Hi John,

This is one of those questions that I've been wondering about as well ... my guess would be "yes that should work (and dealing with z-variants is something you'll likely need to do anyways)", but there *must* be some published algorithm out there that specifically addresses the issue of diffferentiable and recoverable folding for indexing.

This comes up in NLP all the time for case folding. My impression is that the folks there just fold everything into lowercase and later apply a so-called truecasing algorithm (aka truecaser). To someone like me this just seems like totally the wrong approach, but I'll be open to be convinced otherwise with the right empirical arguments.

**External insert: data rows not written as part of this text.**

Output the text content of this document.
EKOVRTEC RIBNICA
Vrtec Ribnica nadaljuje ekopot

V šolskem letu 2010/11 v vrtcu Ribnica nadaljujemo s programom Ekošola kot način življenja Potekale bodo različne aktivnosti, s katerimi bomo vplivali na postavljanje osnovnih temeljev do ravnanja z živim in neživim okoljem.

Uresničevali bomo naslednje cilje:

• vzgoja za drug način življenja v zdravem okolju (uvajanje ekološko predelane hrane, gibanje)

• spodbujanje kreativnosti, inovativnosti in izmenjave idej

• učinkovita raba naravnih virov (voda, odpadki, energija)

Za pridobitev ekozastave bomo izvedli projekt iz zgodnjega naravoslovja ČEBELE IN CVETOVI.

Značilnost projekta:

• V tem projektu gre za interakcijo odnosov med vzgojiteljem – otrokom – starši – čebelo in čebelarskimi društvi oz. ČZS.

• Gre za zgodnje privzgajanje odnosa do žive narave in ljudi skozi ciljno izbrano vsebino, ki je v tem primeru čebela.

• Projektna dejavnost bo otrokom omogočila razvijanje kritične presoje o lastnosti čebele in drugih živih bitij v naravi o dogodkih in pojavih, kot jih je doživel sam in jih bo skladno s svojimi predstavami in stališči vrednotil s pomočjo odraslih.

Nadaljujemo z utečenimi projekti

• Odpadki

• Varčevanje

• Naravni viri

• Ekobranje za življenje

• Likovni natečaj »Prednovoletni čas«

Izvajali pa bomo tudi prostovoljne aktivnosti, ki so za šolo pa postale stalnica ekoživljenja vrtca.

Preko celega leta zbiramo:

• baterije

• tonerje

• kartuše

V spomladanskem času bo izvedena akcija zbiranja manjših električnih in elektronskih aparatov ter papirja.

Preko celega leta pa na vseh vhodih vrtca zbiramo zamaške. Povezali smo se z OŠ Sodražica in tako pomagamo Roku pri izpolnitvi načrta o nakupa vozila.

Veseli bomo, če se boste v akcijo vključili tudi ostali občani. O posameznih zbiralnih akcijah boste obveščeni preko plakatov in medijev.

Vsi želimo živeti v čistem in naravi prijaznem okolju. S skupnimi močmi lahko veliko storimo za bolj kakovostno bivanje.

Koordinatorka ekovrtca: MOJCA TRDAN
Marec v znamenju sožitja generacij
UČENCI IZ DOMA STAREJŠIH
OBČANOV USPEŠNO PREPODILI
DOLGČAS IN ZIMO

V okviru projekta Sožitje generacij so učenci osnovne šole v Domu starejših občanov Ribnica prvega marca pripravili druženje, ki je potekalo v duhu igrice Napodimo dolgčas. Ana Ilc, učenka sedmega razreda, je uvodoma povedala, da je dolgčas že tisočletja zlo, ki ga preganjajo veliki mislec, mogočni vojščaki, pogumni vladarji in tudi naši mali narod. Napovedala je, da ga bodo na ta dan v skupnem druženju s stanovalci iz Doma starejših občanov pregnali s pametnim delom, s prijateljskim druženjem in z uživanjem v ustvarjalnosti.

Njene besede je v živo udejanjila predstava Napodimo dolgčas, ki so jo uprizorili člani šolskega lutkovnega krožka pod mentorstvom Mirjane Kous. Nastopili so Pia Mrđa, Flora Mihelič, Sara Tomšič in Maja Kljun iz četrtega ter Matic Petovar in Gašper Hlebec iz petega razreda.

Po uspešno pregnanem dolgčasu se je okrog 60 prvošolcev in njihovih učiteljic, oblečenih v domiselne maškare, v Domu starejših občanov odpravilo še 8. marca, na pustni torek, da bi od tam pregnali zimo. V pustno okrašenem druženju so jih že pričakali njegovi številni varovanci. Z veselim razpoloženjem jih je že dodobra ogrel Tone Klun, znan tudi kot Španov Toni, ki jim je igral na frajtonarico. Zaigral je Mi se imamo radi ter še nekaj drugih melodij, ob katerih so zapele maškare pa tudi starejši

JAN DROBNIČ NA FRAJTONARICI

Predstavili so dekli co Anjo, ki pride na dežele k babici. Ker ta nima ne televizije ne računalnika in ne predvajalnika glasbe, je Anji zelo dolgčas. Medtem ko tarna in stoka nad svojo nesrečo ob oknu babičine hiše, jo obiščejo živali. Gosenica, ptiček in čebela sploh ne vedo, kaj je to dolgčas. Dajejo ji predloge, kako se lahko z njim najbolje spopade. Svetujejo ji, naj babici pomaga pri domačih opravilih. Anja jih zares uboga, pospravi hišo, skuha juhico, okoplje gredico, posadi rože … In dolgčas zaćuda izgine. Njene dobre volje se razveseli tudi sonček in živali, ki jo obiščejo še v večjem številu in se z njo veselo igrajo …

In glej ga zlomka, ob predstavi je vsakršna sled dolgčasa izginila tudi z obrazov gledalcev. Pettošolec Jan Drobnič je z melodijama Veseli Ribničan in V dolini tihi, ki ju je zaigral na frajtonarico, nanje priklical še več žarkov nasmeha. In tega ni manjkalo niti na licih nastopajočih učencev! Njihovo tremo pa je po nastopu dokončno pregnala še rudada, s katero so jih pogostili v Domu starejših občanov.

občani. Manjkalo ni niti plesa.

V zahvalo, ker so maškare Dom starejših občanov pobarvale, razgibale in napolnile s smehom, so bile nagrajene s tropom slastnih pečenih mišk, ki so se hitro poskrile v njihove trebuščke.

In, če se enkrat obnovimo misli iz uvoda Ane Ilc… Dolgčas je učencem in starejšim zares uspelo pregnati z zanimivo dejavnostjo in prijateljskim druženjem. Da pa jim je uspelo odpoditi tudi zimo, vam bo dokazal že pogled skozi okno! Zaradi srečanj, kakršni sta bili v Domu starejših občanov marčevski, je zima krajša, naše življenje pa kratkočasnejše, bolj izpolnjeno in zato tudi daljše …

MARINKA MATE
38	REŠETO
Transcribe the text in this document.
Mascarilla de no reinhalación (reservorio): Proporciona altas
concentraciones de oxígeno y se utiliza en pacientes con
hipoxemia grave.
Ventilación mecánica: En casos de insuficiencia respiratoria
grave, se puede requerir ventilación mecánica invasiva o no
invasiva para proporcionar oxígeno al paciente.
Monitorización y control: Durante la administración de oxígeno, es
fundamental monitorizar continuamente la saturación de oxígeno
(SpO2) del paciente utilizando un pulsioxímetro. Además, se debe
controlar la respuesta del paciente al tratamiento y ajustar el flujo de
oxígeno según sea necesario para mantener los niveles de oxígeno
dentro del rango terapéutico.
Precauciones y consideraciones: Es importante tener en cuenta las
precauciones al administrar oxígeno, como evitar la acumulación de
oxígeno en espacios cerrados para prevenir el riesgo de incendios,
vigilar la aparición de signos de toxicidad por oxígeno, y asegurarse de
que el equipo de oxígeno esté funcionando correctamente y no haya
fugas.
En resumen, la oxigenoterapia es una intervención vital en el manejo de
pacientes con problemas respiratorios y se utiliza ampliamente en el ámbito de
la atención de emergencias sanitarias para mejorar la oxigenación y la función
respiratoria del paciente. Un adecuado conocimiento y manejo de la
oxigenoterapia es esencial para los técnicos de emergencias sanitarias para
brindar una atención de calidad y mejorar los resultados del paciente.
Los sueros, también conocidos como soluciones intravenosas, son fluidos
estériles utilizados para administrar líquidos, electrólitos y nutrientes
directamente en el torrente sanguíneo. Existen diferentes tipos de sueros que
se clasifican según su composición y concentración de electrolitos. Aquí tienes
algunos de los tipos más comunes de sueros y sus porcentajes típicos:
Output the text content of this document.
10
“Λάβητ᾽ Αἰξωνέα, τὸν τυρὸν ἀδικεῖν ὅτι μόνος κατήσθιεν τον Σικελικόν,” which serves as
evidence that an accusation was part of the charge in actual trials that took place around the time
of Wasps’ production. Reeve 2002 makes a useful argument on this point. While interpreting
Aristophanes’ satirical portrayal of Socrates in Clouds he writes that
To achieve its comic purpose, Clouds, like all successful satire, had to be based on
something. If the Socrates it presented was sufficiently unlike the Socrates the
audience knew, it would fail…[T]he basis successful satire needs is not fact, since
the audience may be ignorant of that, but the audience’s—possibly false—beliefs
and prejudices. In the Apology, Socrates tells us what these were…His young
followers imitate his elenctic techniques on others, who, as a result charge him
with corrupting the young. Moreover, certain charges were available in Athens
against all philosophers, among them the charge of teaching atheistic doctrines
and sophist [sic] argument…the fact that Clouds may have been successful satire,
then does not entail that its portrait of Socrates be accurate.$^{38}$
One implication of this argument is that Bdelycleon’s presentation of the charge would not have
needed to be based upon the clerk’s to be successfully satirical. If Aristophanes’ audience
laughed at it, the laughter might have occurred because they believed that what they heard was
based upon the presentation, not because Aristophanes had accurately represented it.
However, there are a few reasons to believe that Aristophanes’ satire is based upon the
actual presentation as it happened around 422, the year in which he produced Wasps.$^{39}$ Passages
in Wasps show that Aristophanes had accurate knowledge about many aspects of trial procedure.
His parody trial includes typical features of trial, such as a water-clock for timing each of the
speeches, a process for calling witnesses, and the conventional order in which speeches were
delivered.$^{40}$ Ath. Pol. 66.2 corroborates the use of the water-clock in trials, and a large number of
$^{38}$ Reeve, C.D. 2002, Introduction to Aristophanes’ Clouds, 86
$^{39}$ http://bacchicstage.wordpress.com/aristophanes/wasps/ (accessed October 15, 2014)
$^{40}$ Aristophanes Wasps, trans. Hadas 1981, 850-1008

If you find some information on data structures and algorithms tailored to this problem in the area of indexing/querying, let me know.

Stephan


On 6/6/2013 12:54 PM, John D. Burger wrote:
Hi there -

I'm working on an information retrieval application for a collection of Chinese 
documents, which appear to use a mix of traditional and simplified characters. 
My intuition is that it makes sense to do traditional to simplified folding for 
indexing and query processing (when the mapping is unambiguous), but I'd be 
interested in opinions about this.

Second, I just noticed the kZVariant field in the Unihan.zip file. It seems to 
me that it makes sense to fold these together as well, correct?

Thanks for any information you care to provide.